You don't have to reorder to make bugs. Simply having a compiler replace (a-b)+b with a is a bug. Simply flushing an internal 80-bit floating register to a 64 bit memory place, then loading it, causes differences in computations.
Note the C++ spec specifically states it does not require an underlying representation or even any certain level of accuracy (22.214.171.124). So many of these bugs are allowed.
The spec does not even require that compile time evaluation of an expression must match a runtime evaluation of the
same expression (8.20.6). When you hit that in code you're going to be surprised.
C/C++ is not required to round-trip floats/doubles when printed and parsed. stream formatting rounding modes are allowed (and are) not exact, leading to different behavior on formatting the same number on different systems.

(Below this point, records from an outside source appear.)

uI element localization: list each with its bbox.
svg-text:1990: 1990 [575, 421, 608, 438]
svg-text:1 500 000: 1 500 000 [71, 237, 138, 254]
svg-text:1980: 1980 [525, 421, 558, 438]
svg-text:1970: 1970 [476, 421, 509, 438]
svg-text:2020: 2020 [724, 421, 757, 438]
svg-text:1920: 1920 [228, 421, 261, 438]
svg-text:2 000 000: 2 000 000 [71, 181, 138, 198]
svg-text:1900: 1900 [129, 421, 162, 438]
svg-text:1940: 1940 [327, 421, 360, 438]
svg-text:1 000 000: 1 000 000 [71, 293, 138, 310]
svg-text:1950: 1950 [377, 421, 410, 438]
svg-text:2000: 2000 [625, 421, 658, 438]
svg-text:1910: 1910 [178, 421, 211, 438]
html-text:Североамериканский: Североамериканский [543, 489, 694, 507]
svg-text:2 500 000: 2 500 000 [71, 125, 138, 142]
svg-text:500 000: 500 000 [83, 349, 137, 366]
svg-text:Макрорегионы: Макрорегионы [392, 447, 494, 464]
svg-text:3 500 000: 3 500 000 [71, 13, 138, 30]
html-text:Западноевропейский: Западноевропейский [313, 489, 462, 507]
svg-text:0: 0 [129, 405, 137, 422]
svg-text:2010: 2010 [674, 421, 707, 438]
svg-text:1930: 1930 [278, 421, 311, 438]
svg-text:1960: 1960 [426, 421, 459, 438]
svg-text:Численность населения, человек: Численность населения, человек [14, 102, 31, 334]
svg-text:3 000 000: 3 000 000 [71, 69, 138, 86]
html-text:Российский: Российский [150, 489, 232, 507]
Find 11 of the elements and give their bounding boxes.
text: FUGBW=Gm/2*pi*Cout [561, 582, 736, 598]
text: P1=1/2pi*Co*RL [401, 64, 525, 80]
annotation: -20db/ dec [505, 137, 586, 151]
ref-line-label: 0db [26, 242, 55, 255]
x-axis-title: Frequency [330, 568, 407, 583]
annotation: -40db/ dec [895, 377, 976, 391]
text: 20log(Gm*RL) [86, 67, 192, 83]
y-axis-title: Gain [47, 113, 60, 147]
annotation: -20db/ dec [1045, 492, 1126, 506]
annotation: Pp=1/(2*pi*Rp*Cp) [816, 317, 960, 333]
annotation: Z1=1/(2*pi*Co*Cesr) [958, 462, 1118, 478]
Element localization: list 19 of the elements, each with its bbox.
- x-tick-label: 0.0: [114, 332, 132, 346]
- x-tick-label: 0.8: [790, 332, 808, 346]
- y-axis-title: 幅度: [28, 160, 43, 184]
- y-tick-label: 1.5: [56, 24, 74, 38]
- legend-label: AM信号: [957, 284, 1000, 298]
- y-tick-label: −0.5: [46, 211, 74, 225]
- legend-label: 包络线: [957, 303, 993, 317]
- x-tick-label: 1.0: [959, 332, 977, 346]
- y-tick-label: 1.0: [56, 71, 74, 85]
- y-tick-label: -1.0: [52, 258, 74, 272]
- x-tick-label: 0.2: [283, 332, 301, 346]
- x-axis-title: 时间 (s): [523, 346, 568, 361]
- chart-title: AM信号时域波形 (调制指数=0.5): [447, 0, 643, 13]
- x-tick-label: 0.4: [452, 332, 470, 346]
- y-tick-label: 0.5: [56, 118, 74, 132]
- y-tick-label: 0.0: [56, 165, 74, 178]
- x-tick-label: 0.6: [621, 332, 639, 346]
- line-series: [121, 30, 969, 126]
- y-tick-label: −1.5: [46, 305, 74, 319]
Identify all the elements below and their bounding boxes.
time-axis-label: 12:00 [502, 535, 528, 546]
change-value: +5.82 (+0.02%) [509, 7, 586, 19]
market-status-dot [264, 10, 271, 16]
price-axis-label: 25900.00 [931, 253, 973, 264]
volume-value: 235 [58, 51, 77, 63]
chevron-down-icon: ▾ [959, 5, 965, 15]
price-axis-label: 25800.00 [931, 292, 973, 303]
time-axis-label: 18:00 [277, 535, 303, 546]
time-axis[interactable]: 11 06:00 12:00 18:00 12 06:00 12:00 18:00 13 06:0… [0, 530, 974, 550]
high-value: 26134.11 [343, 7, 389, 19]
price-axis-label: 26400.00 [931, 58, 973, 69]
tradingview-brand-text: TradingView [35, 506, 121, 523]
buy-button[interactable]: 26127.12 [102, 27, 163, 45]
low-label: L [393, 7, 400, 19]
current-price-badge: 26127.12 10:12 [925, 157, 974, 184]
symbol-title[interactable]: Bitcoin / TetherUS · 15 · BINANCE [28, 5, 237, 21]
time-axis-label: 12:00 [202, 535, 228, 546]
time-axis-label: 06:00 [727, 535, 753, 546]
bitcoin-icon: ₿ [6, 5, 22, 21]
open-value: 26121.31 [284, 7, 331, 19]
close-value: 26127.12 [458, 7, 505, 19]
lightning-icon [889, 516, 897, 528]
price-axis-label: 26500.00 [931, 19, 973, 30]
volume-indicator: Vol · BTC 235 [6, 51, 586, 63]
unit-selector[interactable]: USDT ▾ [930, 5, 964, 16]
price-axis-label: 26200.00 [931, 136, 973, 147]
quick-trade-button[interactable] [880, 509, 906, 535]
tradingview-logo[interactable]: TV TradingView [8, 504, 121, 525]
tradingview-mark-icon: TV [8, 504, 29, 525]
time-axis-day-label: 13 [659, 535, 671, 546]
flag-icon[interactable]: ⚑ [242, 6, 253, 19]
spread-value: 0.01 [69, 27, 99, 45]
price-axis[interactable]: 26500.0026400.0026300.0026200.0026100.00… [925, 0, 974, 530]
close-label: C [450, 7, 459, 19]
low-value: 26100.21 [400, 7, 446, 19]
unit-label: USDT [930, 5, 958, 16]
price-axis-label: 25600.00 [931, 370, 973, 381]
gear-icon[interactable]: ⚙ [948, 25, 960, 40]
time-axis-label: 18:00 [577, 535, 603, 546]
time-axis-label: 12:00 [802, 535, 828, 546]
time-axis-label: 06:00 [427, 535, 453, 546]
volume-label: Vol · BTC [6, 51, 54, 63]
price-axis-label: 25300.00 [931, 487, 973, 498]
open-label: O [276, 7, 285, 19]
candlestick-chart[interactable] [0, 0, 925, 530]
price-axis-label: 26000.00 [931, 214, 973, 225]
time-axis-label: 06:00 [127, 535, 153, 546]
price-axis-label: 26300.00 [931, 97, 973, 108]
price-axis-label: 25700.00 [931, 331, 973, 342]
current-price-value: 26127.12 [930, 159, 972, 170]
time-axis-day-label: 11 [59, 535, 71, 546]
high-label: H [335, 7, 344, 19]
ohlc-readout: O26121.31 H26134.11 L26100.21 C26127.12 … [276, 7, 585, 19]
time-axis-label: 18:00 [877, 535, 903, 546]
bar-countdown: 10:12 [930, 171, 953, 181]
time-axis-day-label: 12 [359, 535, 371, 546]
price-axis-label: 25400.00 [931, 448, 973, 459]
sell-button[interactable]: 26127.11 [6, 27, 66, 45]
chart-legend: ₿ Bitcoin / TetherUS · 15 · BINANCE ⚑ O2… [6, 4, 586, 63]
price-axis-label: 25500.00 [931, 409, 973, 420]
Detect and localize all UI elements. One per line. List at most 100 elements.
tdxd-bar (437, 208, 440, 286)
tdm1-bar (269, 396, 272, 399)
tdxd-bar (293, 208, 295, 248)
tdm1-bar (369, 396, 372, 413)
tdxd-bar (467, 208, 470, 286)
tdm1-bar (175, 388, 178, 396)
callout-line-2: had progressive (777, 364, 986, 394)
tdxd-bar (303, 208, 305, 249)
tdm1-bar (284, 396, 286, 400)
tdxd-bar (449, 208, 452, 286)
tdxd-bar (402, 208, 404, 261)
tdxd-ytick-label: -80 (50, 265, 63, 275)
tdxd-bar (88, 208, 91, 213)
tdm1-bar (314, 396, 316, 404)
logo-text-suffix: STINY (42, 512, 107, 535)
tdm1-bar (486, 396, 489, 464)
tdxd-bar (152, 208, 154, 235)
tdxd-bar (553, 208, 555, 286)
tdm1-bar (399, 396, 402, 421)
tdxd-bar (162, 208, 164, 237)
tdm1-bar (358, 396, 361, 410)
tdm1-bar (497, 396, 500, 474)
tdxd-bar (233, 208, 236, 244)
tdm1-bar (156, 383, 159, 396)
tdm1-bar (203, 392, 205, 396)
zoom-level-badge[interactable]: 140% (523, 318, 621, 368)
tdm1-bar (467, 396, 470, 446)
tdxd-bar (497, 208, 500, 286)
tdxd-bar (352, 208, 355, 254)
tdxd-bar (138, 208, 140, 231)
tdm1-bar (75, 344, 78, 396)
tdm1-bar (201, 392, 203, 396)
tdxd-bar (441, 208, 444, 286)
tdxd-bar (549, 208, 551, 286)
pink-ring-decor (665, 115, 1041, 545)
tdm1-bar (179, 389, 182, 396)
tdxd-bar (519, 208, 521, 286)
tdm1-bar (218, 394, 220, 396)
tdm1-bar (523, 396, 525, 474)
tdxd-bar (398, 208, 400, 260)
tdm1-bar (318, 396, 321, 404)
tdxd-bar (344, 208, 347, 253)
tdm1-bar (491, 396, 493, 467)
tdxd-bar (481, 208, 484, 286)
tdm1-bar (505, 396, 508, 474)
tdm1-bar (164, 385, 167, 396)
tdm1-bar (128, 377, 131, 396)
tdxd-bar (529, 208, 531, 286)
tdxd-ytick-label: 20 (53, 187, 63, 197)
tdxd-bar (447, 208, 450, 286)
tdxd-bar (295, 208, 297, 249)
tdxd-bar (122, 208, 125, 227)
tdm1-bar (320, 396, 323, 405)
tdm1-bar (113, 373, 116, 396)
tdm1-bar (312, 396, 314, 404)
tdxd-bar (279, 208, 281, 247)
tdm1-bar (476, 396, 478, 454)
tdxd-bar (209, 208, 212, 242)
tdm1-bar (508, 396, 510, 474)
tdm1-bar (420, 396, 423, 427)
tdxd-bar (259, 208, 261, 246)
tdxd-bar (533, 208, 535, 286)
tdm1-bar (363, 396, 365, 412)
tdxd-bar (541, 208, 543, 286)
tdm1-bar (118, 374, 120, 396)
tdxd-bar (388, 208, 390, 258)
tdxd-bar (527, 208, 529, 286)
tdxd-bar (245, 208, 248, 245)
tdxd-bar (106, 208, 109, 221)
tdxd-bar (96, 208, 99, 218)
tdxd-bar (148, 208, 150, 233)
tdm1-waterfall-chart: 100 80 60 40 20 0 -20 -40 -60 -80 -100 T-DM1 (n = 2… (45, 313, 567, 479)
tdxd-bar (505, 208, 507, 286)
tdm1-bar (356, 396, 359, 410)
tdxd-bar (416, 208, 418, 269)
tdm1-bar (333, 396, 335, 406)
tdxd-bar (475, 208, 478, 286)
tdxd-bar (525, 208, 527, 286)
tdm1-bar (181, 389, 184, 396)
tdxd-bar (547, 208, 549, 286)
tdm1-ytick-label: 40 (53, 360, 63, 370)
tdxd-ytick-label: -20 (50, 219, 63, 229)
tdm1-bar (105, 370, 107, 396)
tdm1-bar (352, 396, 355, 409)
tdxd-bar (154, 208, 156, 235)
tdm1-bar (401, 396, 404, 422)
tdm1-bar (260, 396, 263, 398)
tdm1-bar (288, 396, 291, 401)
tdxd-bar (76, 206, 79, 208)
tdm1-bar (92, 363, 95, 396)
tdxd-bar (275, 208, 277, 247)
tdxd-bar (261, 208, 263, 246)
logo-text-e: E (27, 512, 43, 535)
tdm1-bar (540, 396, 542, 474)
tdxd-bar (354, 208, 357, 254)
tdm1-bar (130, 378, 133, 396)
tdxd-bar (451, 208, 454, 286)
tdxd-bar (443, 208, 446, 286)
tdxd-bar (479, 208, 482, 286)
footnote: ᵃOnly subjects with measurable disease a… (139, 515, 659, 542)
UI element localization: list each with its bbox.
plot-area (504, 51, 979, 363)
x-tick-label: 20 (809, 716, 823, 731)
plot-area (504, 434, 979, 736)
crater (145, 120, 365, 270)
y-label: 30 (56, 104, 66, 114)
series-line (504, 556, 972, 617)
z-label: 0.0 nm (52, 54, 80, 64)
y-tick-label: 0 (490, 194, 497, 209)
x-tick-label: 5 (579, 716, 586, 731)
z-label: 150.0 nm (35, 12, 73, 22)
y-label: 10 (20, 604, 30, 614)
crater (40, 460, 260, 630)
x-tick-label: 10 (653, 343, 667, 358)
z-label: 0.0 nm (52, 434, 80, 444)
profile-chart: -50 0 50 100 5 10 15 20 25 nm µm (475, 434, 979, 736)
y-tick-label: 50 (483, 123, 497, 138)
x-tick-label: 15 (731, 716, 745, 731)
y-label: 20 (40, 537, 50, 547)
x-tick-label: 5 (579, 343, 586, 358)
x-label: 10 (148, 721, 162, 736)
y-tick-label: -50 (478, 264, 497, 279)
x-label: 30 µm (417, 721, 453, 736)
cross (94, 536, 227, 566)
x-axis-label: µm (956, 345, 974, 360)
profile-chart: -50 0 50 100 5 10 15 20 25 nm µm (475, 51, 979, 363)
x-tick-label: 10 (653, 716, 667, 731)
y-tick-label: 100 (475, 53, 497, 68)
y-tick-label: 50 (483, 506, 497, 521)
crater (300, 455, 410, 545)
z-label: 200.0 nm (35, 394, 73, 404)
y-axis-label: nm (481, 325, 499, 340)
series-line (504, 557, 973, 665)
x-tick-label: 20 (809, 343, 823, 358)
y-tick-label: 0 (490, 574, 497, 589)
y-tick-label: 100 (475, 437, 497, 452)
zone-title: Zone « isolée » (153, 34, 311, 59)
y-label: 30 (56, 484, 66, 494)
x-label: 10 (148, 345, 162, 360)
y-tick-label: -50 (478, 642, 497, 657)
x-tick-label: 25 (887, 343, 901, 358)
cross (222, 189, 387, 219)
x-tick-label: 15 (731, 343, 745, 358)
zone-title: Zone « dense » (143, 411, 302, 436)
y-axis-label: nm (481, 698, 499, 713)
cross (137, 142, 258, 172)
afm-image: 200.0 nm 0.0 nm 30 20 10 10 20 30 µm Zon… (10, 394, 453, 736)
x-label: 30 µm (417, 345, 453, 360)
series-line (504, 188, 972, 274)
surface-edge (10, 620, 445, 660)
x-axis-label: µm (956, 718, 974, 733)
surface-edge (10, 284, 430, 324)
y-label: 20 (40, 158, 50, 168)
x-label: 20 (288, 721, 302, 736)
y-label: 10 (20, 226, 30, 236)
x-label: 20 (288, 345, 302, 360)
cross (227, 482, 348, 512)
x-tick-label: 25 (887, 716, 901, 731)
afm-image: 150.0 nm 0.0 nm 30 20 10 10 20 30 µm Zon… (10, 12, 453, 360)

Dealing with these led to compiler implementation defined behavior added due to market pressures, making C/C++ numerics less of a mess, not anything in the spec.
C/C++ has notoriously been bad at all this, which is why the history of it is littered with such bugs, errors, undefined behaviors, and dozens of compiler switches to try and mitigate such behavior.
For example, many compilers notoriously replaced high-precision Kahan summation with low-precision regular summation because optimizations tell the compiler that such things are allowed.
The state of the art in C/C++ is now passable, but it is still flawed, and has been historically very bad.
And all this met the C/C++ spec of the time. Because if the underlying representation does not require IEEE 754, then it cannot require only transformations for IEEE 754 without making other representations behave badly.